ライバル企業の御曹司が夫に立候補してきます~全力拒否するはずが、一途な溺愛に陥落しました~

「あの日から、向日葵みたいなきみの笑顔がずっと俺の心を照らしてる。でもこれからは、俺自身がきみに笑顔を与える太陽になりたいんだ。結婚しよう、苑香」

 ……だから向日葵を選んでくれたんだ。

 バラでも向日葵でも、ちょうど十二本の贈るのは、ダズンフラワー(一ダースの花)とも呼ばれるプロポーズの定番。

 一本一本の花に【感謝・誠実・幸福・信頼・希望・愛情・情熱・真実・尊敬・栄光・努力・永遠】の意味が込められ、愛を伝えるのにぴったりだからだ。

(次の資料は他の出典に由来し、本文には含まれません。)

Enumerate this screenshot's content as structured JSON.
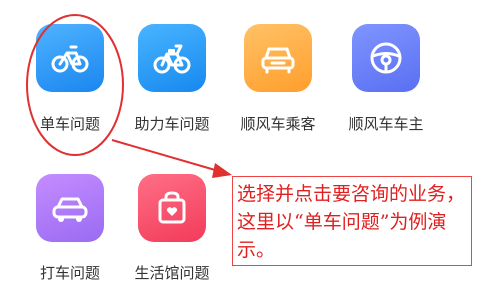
{
  "services": [
    {
      "label": "单车问题",
      "icon": "bicycle-icon",
      "color": "#2a92f5"
    },
    {
      "label": "助力车问题",
      "icon": "ebike-icon",
      "color": "#2894f4"
    },
    {
      "label": "顺风车乘客",
      "icon": "car-icon",
      "color": "#ffae40"
    },
    {
      "label": "顺风车车主",
      "icon": "steering-wheel-icon",
      "color": "#6a80f7"
    },
    {
      "label": "打车问题",
      "icon": "taxi-car-icon",
      "color": "#ab7af8"
    },
    {
      "label": "生活馆问题",
      "icon": "shopping-bag-icon",
      "color": "#f74d69"
    }
  ],
  "annotation": {
    "text": "选择并点击要咨询的业务，这里以“单车问题”为例演示。",
    "color": "#e02020"
  }
}
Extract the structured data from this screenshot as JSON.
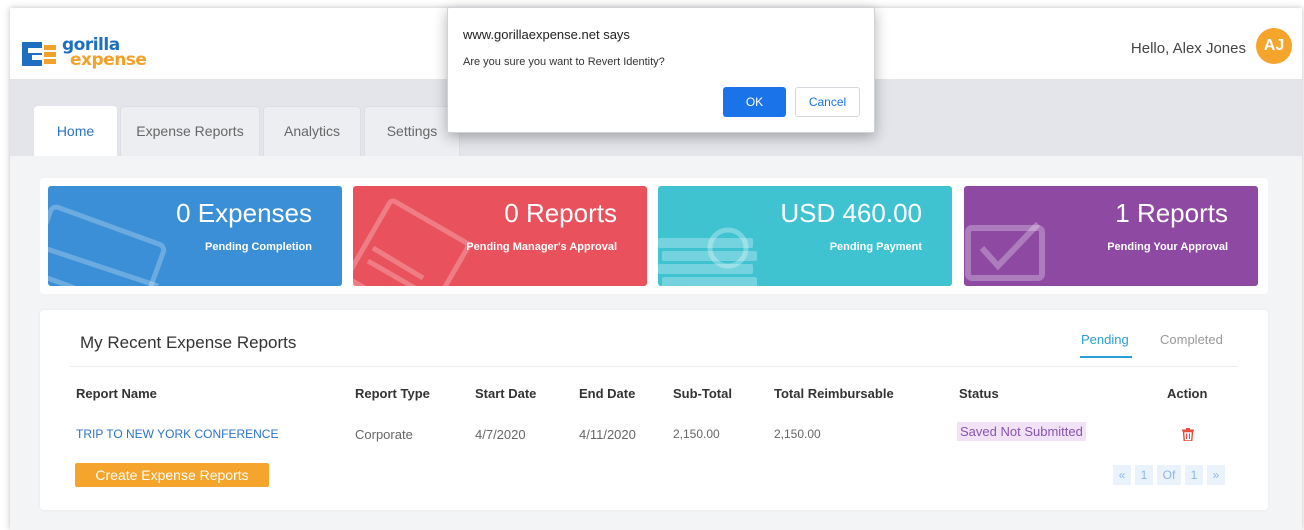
{
  "header": {
    "logo_line1": "gorilla",
    "logo_line2": "expense",
    "greeting": "Hello, Alex Jones",
    "avatar_initials": "AJ"
  },
  "tabs": [
    {
      "label": "Home",
      "active": true
    },
    {
      "label": "Expense Reports",
      "active": false
    },
    {
      "label": "Analytics",
      "active": false
    },
    {
      "label": "Settings",
      "active": false
    }
  ],
  "stats": [
    {
      "value": "0 Expenses",
      "caption": "Pending Completion",
      "color": "#3b8fd6",
      "icon": "credit-card-icon"
    },
    {
      "value": "0 Reports",
      "caption": "Pending Manager's Approval",
      "color": "#e9525c",
      "icon": "document-icon"
    },
    {
      "value": "USD 460.00",
      "caption": "Pending Payment",
      "color": "#3fc3d1",
      "icon": "money-stack-icon"
    },
    {
      "value": "1 Reports",
      "caption": "Pending Your Approval",
      "color": "#8e4aa3",
      "icon": "checkbox-icon"
    }
  ],
  "recent": {
    "title": "My Recent Expense Reports",
    "filters": [
      "Pending",
      "Completed"
    ],
    "active_filter": "Pending",
    "columns": [
      "Report Name",
      "Report Type",
      "Start Date",
      "End Date",
      "Sub-Total",
      "Total Reimbursable",
      "Status",
      "Action"
    ],
    "rows": [
      {
        "name": "TRIP TO NEW YORK CONFERENCE",
        "type": "Corporate",
        "start": "4/7/2020",
        "end": "4/11/2020",
        "subtotal": "2,150.00",
        "reimbursable": "2,150.00",
        "status": "Saved Not Submitted",
        "action_icon": "trash-icon"
      }
    ],
    "create_button": "Create Expense Reports",
    "pager": {
      "first": "«",
      "page": "1",
      "of": "Of",
      "total": "1",
      "last": "»"
    }
  },
  "dialog": {
    "title": "www.gorillaexpense.net says",
    "message": "Are you sure you want to Revert Identity?",
    "ok": "OK",
    "cancel": "Cancel",
    "ok_color": "#1a73e8"
  }
}
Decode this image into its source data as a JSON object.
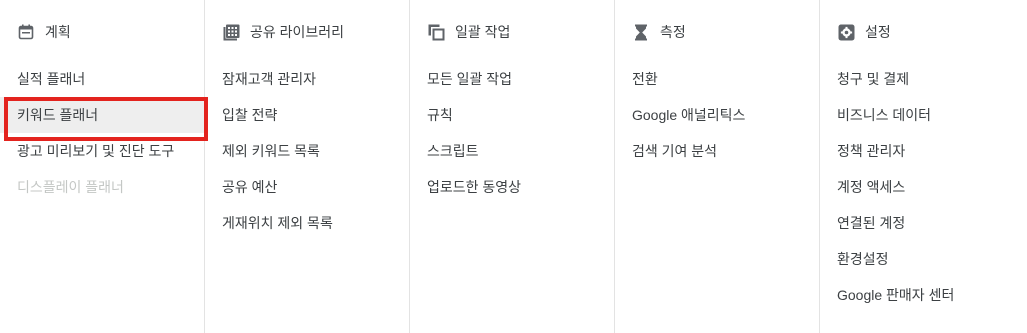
{
  "columns": [
    {
      "id": "planning",
      "title": "계획",
      "icon": "calendar-icon",
      "items": [
        {
          "label": "실적 플래너",
          "state": "normal"
        },
        {
          "label": "키워드 플래너",
          "state": "selected"
        },
        {
          "label": "광고 미리보기 및 진단 도구",
          "state": "normal"
        },
        {
          "label": "디스플레이 플래너",
          "state": "disabled"
        }
      ]
    },
    {
      "id": "shared-library",
      "title": "공유 라이브러리",
      "icon": "library-icon",
      "items": [
        {
          "label": "잠재고객 관리자"
        },
        {
          "label": "입찰 전략"
        },
        {
          "label": "제외 키워드 목록"
        },
        {
          "label": "공유 예산"
        },
        {
          "label": "게재위치 제외 목록"
        }
      ]
    },
    {
      "id": "bulk-actions",
      "title": "일괄 작업",
      "icon": "copy-stack-icon",
      "items": [
        {
          "label": "모든 일괄 작업"
        },
        {
          "label": "규칙"
        },
        {
          "label": "스크립트"
        },
        {
          "label": "업로드한 동영상"
        }
      ]
    },
    {
      "id": "measurement",
      "title": "측정",
      "icon": "hourglass-icon",
      "items": [
        {
          "label": "전환"
        },
        {
          "label": "Google 애널리틱스"
        },
        {
          "label": "검색 기여 분석"
        }
      ]
    },
    {
      "id": "settings",
      "title": "설정",
      "icon": "gear-icon",
      "items": [
        {
          "label": "청구 및 결제"
        },
        {
          "label": "비즈니스 데이터"
        },
        {
          "label": "정책 관리자"
        },
        {
          "label": "계정 액세스"
        },
        {
          "label": "연결된 계정"
        },
        {
          "label": "환경설정"
        },
        {
          "label": "Google 판매자 센터"
        }
      ]
    }
  ],
  "colors": {
    "text": "#3c4043",
    "icon": "#5f6368",
    "disabled": "#c4c7c5",
    "selected_bg": "#eeeeee",
    "highlight_border": "#e3231e",
    "divider": "#e3e3e3"
  }
}
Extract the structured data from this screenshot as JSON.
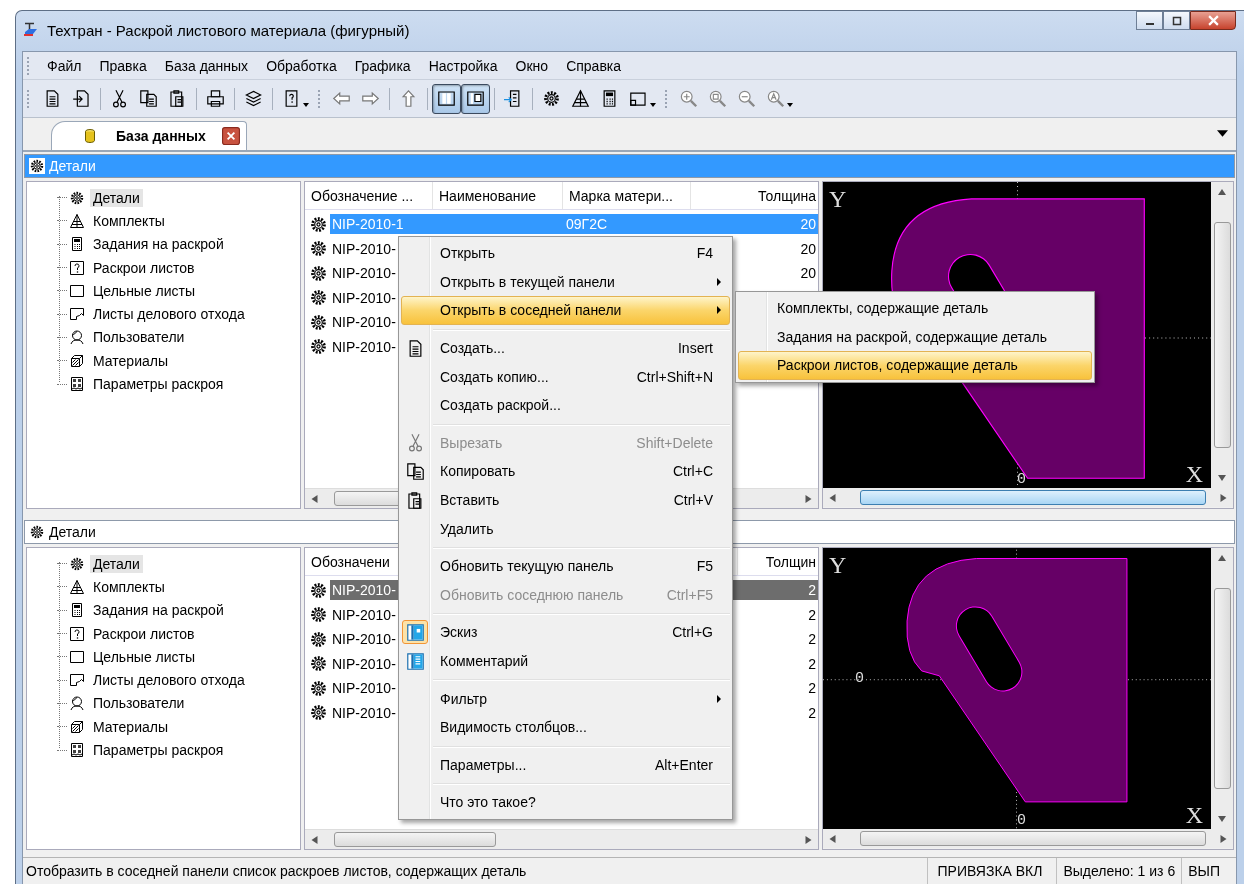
{
  "window": {
    "title": "Техтран - Раскрой листового материала (фигурный)"
  },
  "menu_bar": [
    "Файл",
    "Правка",
    "База данных",
    "Обработка",
    "Графика",
    "Настройка",
    "Окно",
    "Справка"
  ],
  "toolbar": [
    {
      "pressed": false
    },
    {
      "pressed": false
    },
    {
      "pressed": false
    },
    {
      "pressed": false
    },
    {
      "pressed": false
    },
    {
      "pressed": false
    },
    {
      "pressed": false
    },
    {
      "pressed": false
    },
    {
      "pressed": false
    },
    {
      "pressed": false
    },
    {
      "pressed": false
    },
    {
      "pressed": true
    },
    {
      "pressed": true
    },
    {
      "pressed": false
    },
    {
      "pressed": false
    },
    {
      "pressed": false
    },
    {
      "pressed": false
    },
    {
      "pressed": false
    },
    {
      "pressed": false
    },
    {
      "pressed": false
    },
    {
      "pressed": false
    },
    {
      "pressed": false
    }
  ],
  "tabs": [
    {
      "label": "База данных",
      "selected": true
    }
  ],
  "panels": [
    {
      "title": "Детали",
      "active": true,
      "tree": [
        {
          "label": "Детали",
          "selected": true
        },
        {
          "label": "Комплекты",
          "selected": false
        },
        {
          "label": "Задания на раскрой",
          "selected": false
        },
        {
          "label": "Раскрои листов",
          "selected": false
        },
        {
          "label": "Цельные листы",
          "selected": false
        },
        {
          "label": "Листы делового отхода",
          "selected": false
        },
        {
          "label": "Пользователи",
          "selected": false
        },
        {
          "label": "Материалы",
          "selected": false
        },
        {
          "label": "Параметры раскроя",
          "selected": false
        }
      ],
      "table": {
        "columns": [
          "Обозначение ...",
          "Наименование",
          "Марка матери...",
          "Толщина"
        ],
        "rows": [
          {
            "designation": "NIP-2010-1",
            "material": "09Г2С",
            "thickness": "20",
            "selected": true
          },
          {
            "designation": "NIP-2010-",
            "thickness": "20",
            "selected": false
          },
          {
            "designation": "NIP-2010-",
            "thickness": "20",
            "selected": false
          },
          {
            "designation": "NIP-2010-",
            "selected": false
          },
          {
            "designation": "NIP-2010-",
            "selected": false
          },
          {
            "designation": "NIP-2010-",
            "selected": false
          }
        ]
      },
      "preview": {
        "axis_labels": [
          {
            "text": "Y",
            "kind": "y-axis"
          },
          {
            "text": "0",
            "kind": "x-origin"
          },
          {
            "text": "X",
            "kind": "x-axis"
          }
        ]
      }
    },
    {
      "title": "Детали",
      "active": false,
      "tree": [
        {
          "label": "Детали",
          "selected": true
        },
        {
          "label": "Комплекты",
          "selected": false
        },
        {
          "label": "Задания на раскрой",
          "selected": false
        },
        {
          "label": "Раскрои листов",
          "selected": false
        },
        {
          "label": "Цельные листы",
          "selected": false
        },
        {
          "label": "Листы делового отхода",
          "selected": false
        },
        {
          "label": "Пользователи",
          "selected": false
        },
        {
          "label": "Материалы",
          "selected": false
        },
        {
          "label": "Параметры раскроя",
          "selected": false
        }
      ],
      "table": {
        "columns": [
          "Обозначени",
          "Толщин"
        ],
        "rows": [
          {
            "designation": "NIP-2010-",
            "thickness": "2",
            "selected": true
          },
          {
            "designation": "NIP-2010-",
            "thickness": "2",
            "selected": false
          },
          {
            "designation": "NIP-2010-",
            "thickness": "2",
            "selected": false
          },
          {
            "designation": "NIP-2010-",
            "thickness": "2",
            "selected": false
          },
          {
            "designation": "NIP-2010-",
            "thickness": "2",
            "selected": false
          },
          {
            "designation": "NIP-2010-",
            "thickness": "2",
            "selected": false
          }
        ]
      },
      "preview": {
        "axis_labels": [
          {
            "text": "Y",
            "kind": "y-axis"
          },
          {
            "text": "0",
            "kind": "y-origin"
          },
          {
            "text": "X",
            "kind": "x-axis"
          },
          {
            "text": "0",
            "kind": "x-origin"
          }
        ]
      }
    }
  ],
  "context_menu": {
    "items": [
      {
        "kind": "item",
        "label": "Открыть",
        "shortcut": "F4",
        "has_submenu": false,
        "selected": false,
        "disabled": false,
        "checked": false
      },
      {
        "kind": "item",
        "label": "Открыть в текущей панели",
        "has_submenu": true,
        "selected": false,
        "disabled": false,
        "checked": false
      },
      {
        "kind": "item",
        "label": "Открыть в соседней панели",
        "has_submenu": true,
        "selected": true,
        "disabled": false,
        "checked": false
      },
      {
        "kind": "separator"
      },
      {
        "kind": "item",
        "label": "Создать...",
        "shortcut": "Insert",
        "has_submenu": false,
        "selected": false,
        "disabled": false,
        "checked": false
      },
      {
        "kind": "item",
        "label": "Создать копию...",
        "shortcut": "Ctrl+Shift+N",
        "has_submenu": false,
        "selected": false,
        "disabled": false,
        "checked": false
      },
      {
        "kind": "item",
        "label": "Создать раскрой...",
        "has_submenu": false,
        "selected": false,
        "disabled": false,
        "checked": false
      },
      {
        "kind": "separator"
      },
      {
        "kind": "item",
        "label": "Вырезать",
        "shortcut": "Shift+Delete",
        "has_submenu": false,
        "selected": false,
        "disabled": true,
        "checked": false
      },
      {
        "kind": "item",
        "label": "Копировать",
        "shortcut": "Ctrl+C",
        "has_submenu": false,
        "selected": false,
        "disabled": false,
        "checked": false
      },
      {
        "kind": "item",
        "label": "Вставить",
        "shortcut": "Ctrl+V",
        "has_submenu": false,
        "selected": false,
        "disabled": false,
        "checked": false
      },
      {
        "kind": "item",
        "label": "Удалить",
        "has_submenu": false,
        "selected": false,
        "disabled": false,
        "checked": false
      },
      {
        "kind": "separator"
      },
      {
        "kind": "item",
        "label": "Обновить текущую панель",
        "shortcut": "F5",
        "has_submenu": false,
        "selected": false,
        "disabled": false,
        "checked": false
      },
      {
        "kind": "item",
        "label": "Обновить соседнюю панель",
        "shortcut": "Ctrl+F5",
        "has_submenu": false,
        "selected": false,
        "disabled": true,
        "checked": false
      },
      {
        "kind": "separator"
      },
      {
        "kind": "item",
        "label": "Эскиз",
        "shortcut": "Ctrl+G",
        "has_submenu": false,
        "selected": false,
        "disabled": false,
        "checked": true
      },
      {
        "kind": "item",
        "label": "Комментарий",
        "has_submenu": false,
        "selected": false,
        "disabled": false,
        "checked": false
      },
      {
        "kind": "separator"
      },
      {
        "kind": "item",
        "label": "Фильтр",
        "has_submenu": true,
        "selected": false,
        "disabled": false,
        "checked": false
      },
      {
        "kind": "item",
        "label": "Видимость столбцов...",
        "has_submenu": false,
        "selected": false,
        "disabled": false,
        "checked": false
      },
      {
        "kind": "separator"
      },
      {
        "kind": "item",
        "label": "Параметры...",
        "shortcut": "Alt+Enter",
        "has_submenu": false,
        "selected": false,
        "disabled": false,
        "checked": false
      },
      {
        "kind": "separator"
      },
      {
        "kind": "item",
        "label": "Что это такое?",
        "has_submenu": false,
        "selected": false,
        "disabled": false,
        "checked": false
      }
    ]
  },
  "submenu": {
    "items": [
      {
        "label": "Комплекты, содержащие деталь",
        "selected": false
      },
      {
        "label": "Задания на раскрой, содержащие деталь",
        "selected": false
      },
      {
        "label": "Раскрои листов, содержащие деталь",
        "selected": true
      }
    ]
  },
  "status_bar": [
    "Отобразить в соседней панели список раскроев листов, содержащих деталь",
    "ПРИВЯЗКА ВКЛ",
    "Выделено: 1 из 6",
    "ВЫП"
  ]
}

「ありがとう、統。あなたはそうやっていつもまっすぐ気持ちを伝えてくれるのに、私は自分の気持ちをごまかしてばかりでごめんなさい。……でも、もう迷わない」

 思い出の紫陽花をメインに、統をイメージして作った青系の花束を彼の方へ差し出す。

 アクセントに使った三本の赤いバラは、私の真剣な気持ちだ。

「あなたのことが好き。この先もずっと、一緒にいたい」

 言葉にすると、ますます気持ちが溢れて胸が詰まった。

 もっと早く素直になればよかった。そんな後悔も含めて、これからは惜しげなく彼に愛情を注ぎたい。

「苑香……ありがとう。これまでもこれからも、きみを愛してる」

 愛おしげに目を細めた彼が、私の頬に触れてそっと顔を引き上げる。

 かぐわしい花の香りの中で目を閉じると、統の唇がふわりと重なった。あまりの幸福に息が止まってしまいそうだ。